Figure 3300-6 illustrates the principle of power recovery in a Hydrocracker. The 2500 PSIG process streams would have to be let-down through a control valve to lower pressure at three locations. The 3300 kW recovered from the three units shown represents about 7% of the total electric load for the complex. At 8.6 cents/kWH, it is valued at $2,300,000/year. Also shown are the investments, annual savings, and before-tax payouts.
Figure 3300-7 shows how air preheaters can be used in a plant to recover waste heat after all the economic steam production has been accomplished. The three fired heaters in this graphic reduce the stack temperatures to the 350°F to 500°F range while preheating ambient combustion air to the 400°F to 800°F range. Shown are the investments, annual savings, and before-tax payouts, in years, for air preheaters on the three fired heaters.
Figure 3300-4 shows several alternative waste heat recovery systems available to a Crude Unit.
Along with showing the process steam generated on E-68 and E-24, it highlights that:
1. The Crude Fired Heaters, (F10), instead of generating 40,500 pound/hour of 150 PSIG steam, could have:
a. Generated 23,900 pound/hour of 625 PSIG steam
b. Added an air preheater to save 73.5 MMBH
c. Combined with the exhaust from a gas turbine to make 13,000 kW of electric power and produce 53,000 pound/hour of 150 PSIG steam in the fired heaters economizer. (See Figure 3300-5.)

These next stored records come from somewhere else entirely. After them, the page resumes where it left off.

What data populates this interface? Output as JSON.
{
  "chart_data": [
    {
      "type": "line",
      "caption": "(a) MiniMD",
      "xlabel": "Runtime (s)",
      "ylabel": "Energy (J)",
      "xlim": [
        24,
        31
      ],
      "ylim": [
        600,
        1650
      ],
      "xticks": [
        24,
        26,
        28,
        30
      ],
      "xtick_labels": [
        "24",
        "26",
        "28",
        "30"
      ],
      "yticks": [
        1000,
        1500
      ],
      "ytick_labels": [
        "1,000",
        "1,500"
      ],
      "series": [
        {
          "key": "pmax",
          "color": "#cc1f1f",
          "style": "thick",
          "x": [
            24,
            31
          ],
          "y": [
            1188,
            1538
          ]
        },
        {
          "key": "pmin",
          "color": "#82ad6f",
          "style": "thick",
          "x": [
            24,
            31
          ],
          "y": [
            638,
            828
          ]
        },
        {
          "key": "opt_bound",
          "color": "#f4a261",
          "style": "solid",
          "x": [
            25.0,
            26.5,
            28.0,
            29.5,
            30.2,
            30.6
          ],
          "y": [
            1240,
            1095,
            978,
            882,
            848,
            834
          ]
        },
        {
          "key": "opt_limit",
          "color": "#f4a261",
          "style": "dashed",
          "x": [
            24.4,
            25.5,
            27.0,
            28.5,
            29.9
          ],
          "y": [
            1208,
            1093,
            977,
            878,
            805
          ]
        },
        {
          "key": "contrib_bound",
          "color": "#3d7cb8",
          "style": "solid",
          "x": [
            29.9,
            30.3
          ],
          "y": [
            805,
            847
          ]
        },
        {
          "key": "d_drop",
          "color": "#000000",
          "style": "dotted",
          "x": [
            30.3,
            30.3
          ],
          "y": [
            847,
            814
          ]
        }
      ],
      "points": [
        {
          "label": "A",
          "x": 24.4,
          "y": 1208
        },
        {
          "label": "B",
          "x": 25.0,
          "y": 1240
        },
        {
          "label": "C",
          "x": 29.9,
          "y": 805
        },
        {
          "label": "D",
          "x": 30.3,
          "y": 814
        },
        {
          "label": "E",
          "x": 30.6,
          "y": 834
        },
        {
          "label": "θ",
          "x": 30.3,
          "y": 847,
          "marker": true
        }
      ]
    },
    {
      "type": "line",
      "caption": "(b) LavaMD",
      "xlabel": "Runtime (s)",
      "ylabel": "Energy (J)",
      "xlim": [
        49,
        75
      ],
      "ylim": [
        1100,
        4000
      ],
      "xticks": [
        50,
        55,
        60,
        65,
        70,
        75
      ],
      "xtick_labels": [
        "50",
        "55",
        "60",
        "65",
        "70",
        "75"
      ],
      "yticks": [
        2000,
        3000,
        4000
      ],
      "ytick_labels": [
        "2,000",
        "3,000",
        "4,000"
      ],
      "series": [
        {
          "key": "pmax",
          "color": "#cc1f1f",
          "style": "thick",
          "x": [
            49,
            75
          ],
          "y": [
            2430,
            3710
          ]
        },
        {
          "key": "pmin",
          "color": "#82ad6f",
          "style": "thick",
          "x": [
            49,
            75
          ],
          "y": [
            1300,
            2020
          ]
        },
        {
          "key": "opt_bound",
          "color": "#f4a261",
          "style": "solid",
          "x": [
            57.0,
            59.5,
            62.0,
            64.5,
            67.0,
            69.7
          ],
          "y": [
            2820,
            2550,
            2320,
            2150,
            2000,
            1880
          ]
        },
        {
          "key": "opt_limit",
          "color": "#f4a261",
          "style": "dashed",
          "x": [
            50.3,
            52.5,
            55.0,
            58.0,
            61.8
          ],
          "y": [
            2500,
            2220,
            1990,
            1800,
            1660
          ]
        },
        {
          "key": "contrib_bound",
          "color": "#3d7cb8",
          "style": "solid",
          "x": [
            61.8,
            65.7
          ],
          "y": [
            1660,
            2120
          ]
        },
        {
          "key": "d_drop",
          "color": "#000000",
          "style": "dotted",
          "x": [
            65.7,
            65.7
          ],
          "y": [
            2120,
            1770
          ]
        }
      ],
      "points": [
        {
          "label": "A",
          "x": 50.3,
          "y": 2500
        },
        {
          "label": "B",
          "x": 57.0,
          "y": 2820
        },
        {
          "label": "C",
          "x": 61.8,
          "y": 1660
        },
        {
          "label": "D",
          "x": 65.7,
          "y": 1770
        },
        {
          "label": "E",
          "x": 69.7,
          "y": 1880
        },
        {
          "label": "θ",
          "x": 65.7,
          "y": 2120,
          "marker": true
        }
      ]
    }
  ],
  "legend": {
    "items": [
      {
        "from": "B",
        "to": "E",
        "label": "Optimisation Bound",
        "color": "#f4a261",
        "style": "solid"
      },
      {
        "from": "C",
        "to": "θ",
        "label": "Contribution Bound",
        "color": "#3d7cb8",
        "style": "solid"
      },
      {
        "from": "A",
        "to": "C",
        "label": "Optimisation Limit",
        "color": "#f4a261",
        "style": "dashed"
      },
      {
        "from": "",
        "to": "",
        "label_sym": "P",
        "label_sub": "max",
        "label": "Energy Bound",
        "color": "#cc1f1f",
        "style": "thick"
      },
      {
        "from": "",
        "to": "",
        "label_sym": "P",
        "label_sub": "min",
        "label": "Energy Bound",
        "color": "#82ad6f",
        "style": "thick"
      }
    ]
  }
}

2. The Vacuum Fired Heaters F20, fired heaters, instead of generating 24,500 pound/hour of 625 PSIG steam, could have:
a. Generated 40,000 pound/hour of 150 PSIG steam
b. Added an air preheater to save 59.7 MMBH
c. Combined with the exhaust from a gas turbine to make 8,000 kW of electric power and produce 46,000 pound/hour of 150 PSIG steam in the fired heater economizer. (See Figure 3300-5.)
Figure 3300-5 depicts electric generators, and the turbines exhausting to the Crude-Unit fired heaters. It also details investments, annual savings, and before-tax payout.

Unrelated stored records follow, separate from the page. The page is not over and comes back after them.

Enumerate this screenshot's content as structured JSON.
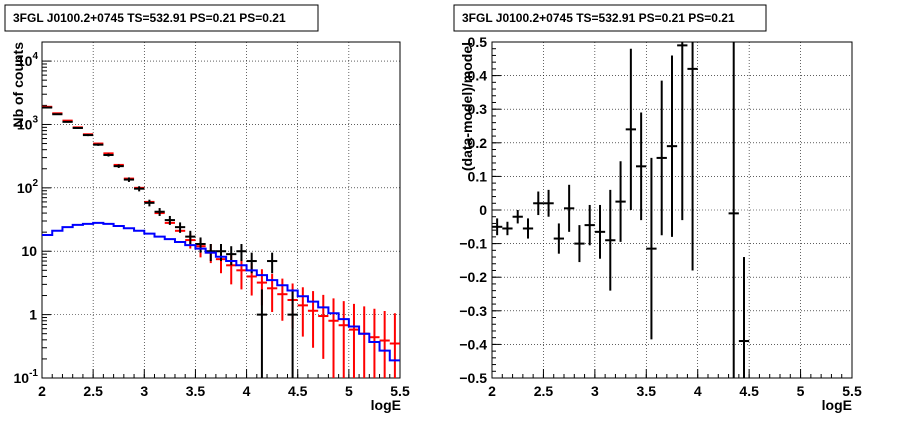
{
  "chart_data": [
    {
      "type": "scatter",
      "title": "3FGL J0100.2+0745 TS=532.91 PS=0.21 PS=0.21",
      "xlabel": "logE",
      "ylabel": "Nb of counts",
      "xlim": [
        2,
        5.5
      ],
      "ylim": [
        0.1,
        20000
      ],
      "yscale": "log",
      "grid": true,
      "x_ticks": [
        "2",
        "2.5",
        "3",
        "3.5",
        "4",
        "4.5",
        "5",
        "5.5"
      ],
      "y_ticks": [
        "10^-1",
        "1",
        "10",
        "10^2",
        "10^3",
        "10^4"
      ],
      "series": [
        {
          "color": "#ff0000",
          "style": "errorbar",
          "x": [
            2.05,
            2.15,
            2.25,
            2.35,
            2.45,
            2.55,
            2.65,
            2.75,
            2.85,
            2.95,
            3.05,
            3.15,
            3.25,
            3.35,
            3.45,
            3.55,
            3.65,
            3.75,
            3.85,
            3.95,
            4.05,
            4.15,
            4.25,
            4.35,
            4.45,
            4.55,
            4.65,
            4.75,
            4.85,
            4.95,
            5.05,
            5.15,
            5.25,
            5.35,
            5.45
          ],
          "y": [
            1900,
            1500,
            1150,
            900,
            700,
            500,
            350,
            230,
            140,
            100,
            60,
            40,
            28,
            21,
            15,
            12,
            9.5,
            7.5,
            6,
            5,
            4,
            3.2,
            2.6,
            2.1,
            1.7,
            1.4,
            1.15,
            0.95,
            0.8,
            0.68,
            0.58,
            0.5,
            0.44,
            0.39,
            0.35
          ],
          "yerr_low": [
            0,
            0,
            0,
            0,
            0,
            0,
            0,
            0,
            0,
            0,
            0,
            0,
            0,
            0,
            4,
            4,
            3,
            3,
            3,
            2.5,
            2,
            1.8,
            1.5,
            1.3,
            1.1,
            0.95,
            0.85,
            0.75,
            0.7,
            0.65,
            0.55,
            0.5,
            0.44,
            0.39,
            0.35
          ],
          "yerr_high": [
            0,
            0,
            0,
            0,
            0,
            0,
            0,
            0,
            0,
            0,
            0,
            0,
            0,
            0,
            4,
            4,
            3.5,
            3,
            3,
            2.5,
            2.5,
            2,
            1.8,
            1.6,
            1.4,
            1.3,
            1.2,
            1.1,
            1.0,
            0.95,
            0.9,
            0.85,
            0.8,
            0.75,
            0.7
          ]
        },
        {
          "color": "#000000",
          "style": "errorbar",
          "x": [
            2.05,
            2.15,
            2.25,
            2.35,
            2.45,
            2.55,
            2.65,
            2.75,
            2.85,
            2.95,
            3.05,
            3.15,
            3.25,
            3.35,
            3.45,
            3.55,
            3.65,
            3.75,
            3.85,
            3.95,
            4.05,
            4.15,
            4.25,
            4.35,
            4.45,
            4.55,
            4.65,
            4.75,
            4.85,
            4.95,
            5.05,
            5.15,
            5.25,
            5.35,
            5.45
          ],
          "y": [
            1850,
            1450,
            1100,
            880,
            680,
            480,
            330,
            220,
            135,
            97,
            58,
            42,
            31,
            24,
            17,
            13,
            10,
            10,
            9,
            10,
            7,
            1,
            7,
            0,
            1,
            0,
            0,
            0,
            0,
            0,
            0,
            0,
            0,
            0,
            0
          ],
          "yerr_low": [
            40,
            35,
            30,
            28,
            25,
            20,
            18,
            14,
            11,
            9,
            7,
            6,
            5,
            4.5,
            4,
            3.5,
            3,
            3,
            3,
            3,
            2.5,
            0.9,
            2.5,
            0,
            0.9,
            0,
            0,
            0,
            0,
            0,
            0,
            0,
            0,
            0,
            0
          ],
          "yerr_high": [
            40,
            35,
            30,
            28,
            25,
            20,
            18,
            14,
            11,
            9,
            7,
            6,
            5,
            4.5,
            4,
            3.5,
            3,
            3,
            3,
            3,
            2.5,
            1.5,
            2.5,
            0,
            1.5,
            0,
            0,
            0,
            0,
            0,
            0,
            0,
            0,
            0,
            0
          ]
        },
        {
          "color": "#0000ff",
          "style": "step",
          "x": [
            2.05,
            2.15,
            2.25,
            2.35,
            2.45,
            2.55,
            2.65,
            2.75,
            2.85,
            2.95,
            3.05,
            3.15,
            3.25,
            3.35,
            3.45,
            3.55,
            3.65,
            3.75,
            3.85,
            3.95,
            4.05,
            4.15,
            4.25,
            4.35,
            4.45,
            4.55,
            4.65,
            4.75,
            4.85,
            4.95,
            5.05,
            5.15,
            5.25,
            5.35,
            5.45
          ],
          "y": [
            18,
            21,
            24,
            26,
            27,
            28,
            27,
            25,
            23,
            21,
            19,
            17,
            15.5,
            14,
            12.5,
            11,
            9.5,
            8.2,
            7,
            6,
            5,
            4.2,
            3.5,
            2.9,
            2.4,
            1.95,
            1.6,
            1.3,
            1.05,
            0.85,
            0.65,
            0.5,
            0.37,
            0.27,
            0.19
          ]
        }
      ]
    },
    {
      "type": "scatter",
      "title": "3FGL J0100.2+0745 TS=532.91 PS=0.21 PS=0.21",
      "xlabel": "logE",
      "ylabel": "(data-model)/model",
      "xlim": [
        2,
        5.5
      ],
      "ylim": [
        -0.5,
        0.5
      ],
      "grid": true,
      "x_ticks": [
        "2",
        "2.5",
        "3",
        "3.5",
        "4",
        "4.5",
        "5",
        "5.5"
      ],
      "y_ticks": [
        "-0.5",
        "-0.4",
        "-0.3",
        "-0.2",
        "-0.1",
        "0",
        "0.1",
        "0.2",
        "0.3",
        "0.4",
        "0.5"
      ],
      "series": [
        {
          "color": "#000000",
          "style": "errorbar",
          "x": [
            2.05,
            2.15,
            2.25,
            2.35,
            2.45,
            2.55,
            2.65,
            2.75,
            2.85,
            2.95,
            3.05,
            3.15,
            3.25,
            3.35,
            3.45,
            3.55,
            3.65,
            3.75,
            3.85,
            3.95,
            4.35,
            4.45
          ],
          "y": [
            -0.05,
            -0.055,
            -0.02,
            -0.055,
            0.02,
            0.02,
            -0.085,
            0.005,
            -0.1,
            -0.045,
            -0.065,
            -0.09,
            0.025,
            0.24,
            0.13,
            -0.115,
            0.155,
            0.19,
            0.49,
            0.42,
            -0.01,
            -0.39
          ],
          "yerr": [
            0.025,
            0.02,
            0.02,
            0.03,
            0.035,
            0.04,
            0.045,
            0.07,
            0.055,
            0.06,
            0.08,
            0.15,
            0.12,
            0.24,
            0.16,
            0.27,
            0.23,
            0.27,
            0.52,
            0.6,
            0.6,
            0.25
          ]
        }
      ]
    }
  ]
}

Figure 3300-3 shows the stack temperature, after a steam generating economizer, being reduced from 700°F to 300°F while heating the combustion air from 60°F to 600°F. Fired Heater efficiency is improved from 79.7% to 89.3%. This is an example of utilizing both an economizer and an air preheater on a fired heater to optimize the amount of energy recovered by making steam and preheating combustion air.

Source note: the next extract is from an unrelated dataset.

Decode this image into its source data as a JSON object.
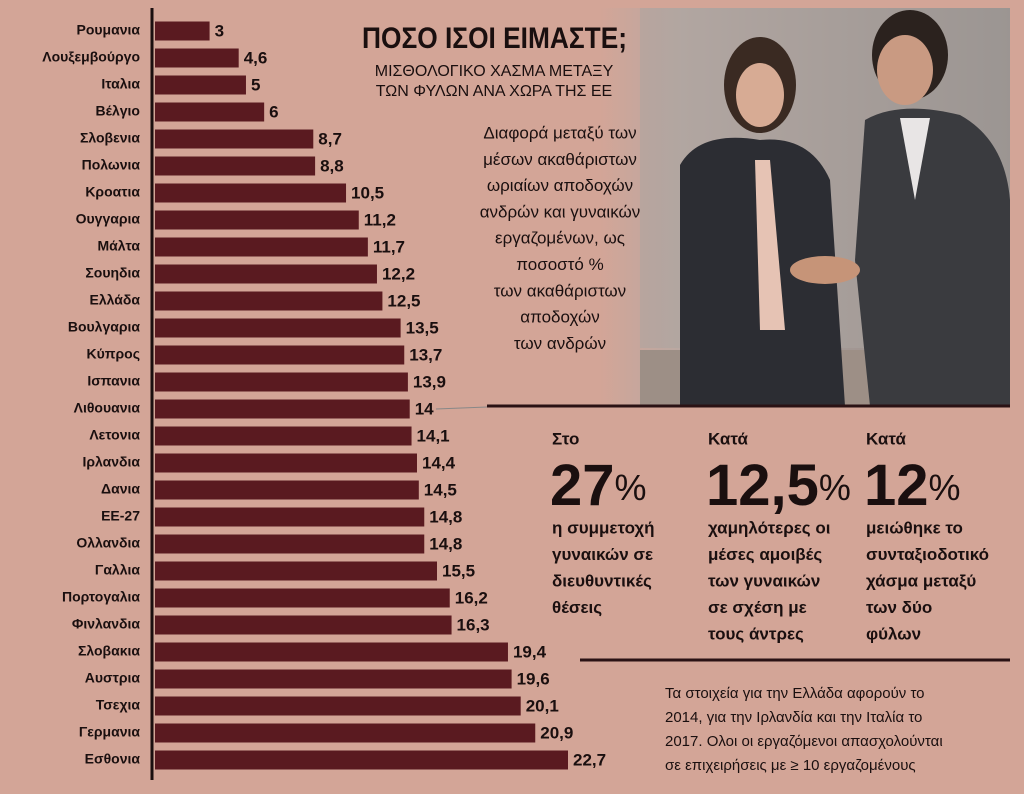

Figure 3300-2 shows the stack temperature being reduced from 850°F to 300°F while heating combustion air from 60°F to 750°F. Fired Heater efficiency is improved from 76% to 89.3%.
Figure 3300-1 shows several items:
1. When 150 PSIG steam is generated (F10), the stack temperature is reduced to 450°F.
2. When 600 PSIG steam is generated (F20), the stack temperature is reduced to 600°F.
3. The higher the pressure of the steam generated, the more energy or work can be recovered in steam turbines.
4. The Atmospheric Fired Heater makes 40,500 pound/hour of 150 PSIG saturated steam while reducing the stack temperature from 758°F to 450°F. Fired Heater efficiency is improved from 78.2% to 85.8%.
5. The Vacuum Fired Heater could make either:
a. 24,500 pound/hour of 600 PSIG saturated steam while reducing the stack temperature from 900°F to 600°F. Fired Heater efficiency is improved from 74% to 82.2%.
b. An alternative not shown, 40,000 pound/hour of 150 PSIG steam, while reducing the stack temperature from 900°F to 450°F. Fired Heater efficiency is increased from 74% to 85.8%.
6. The investments, annual savings, and payout in years (before taxes) for making steam in the Crude and Vacuum Fired Heaters.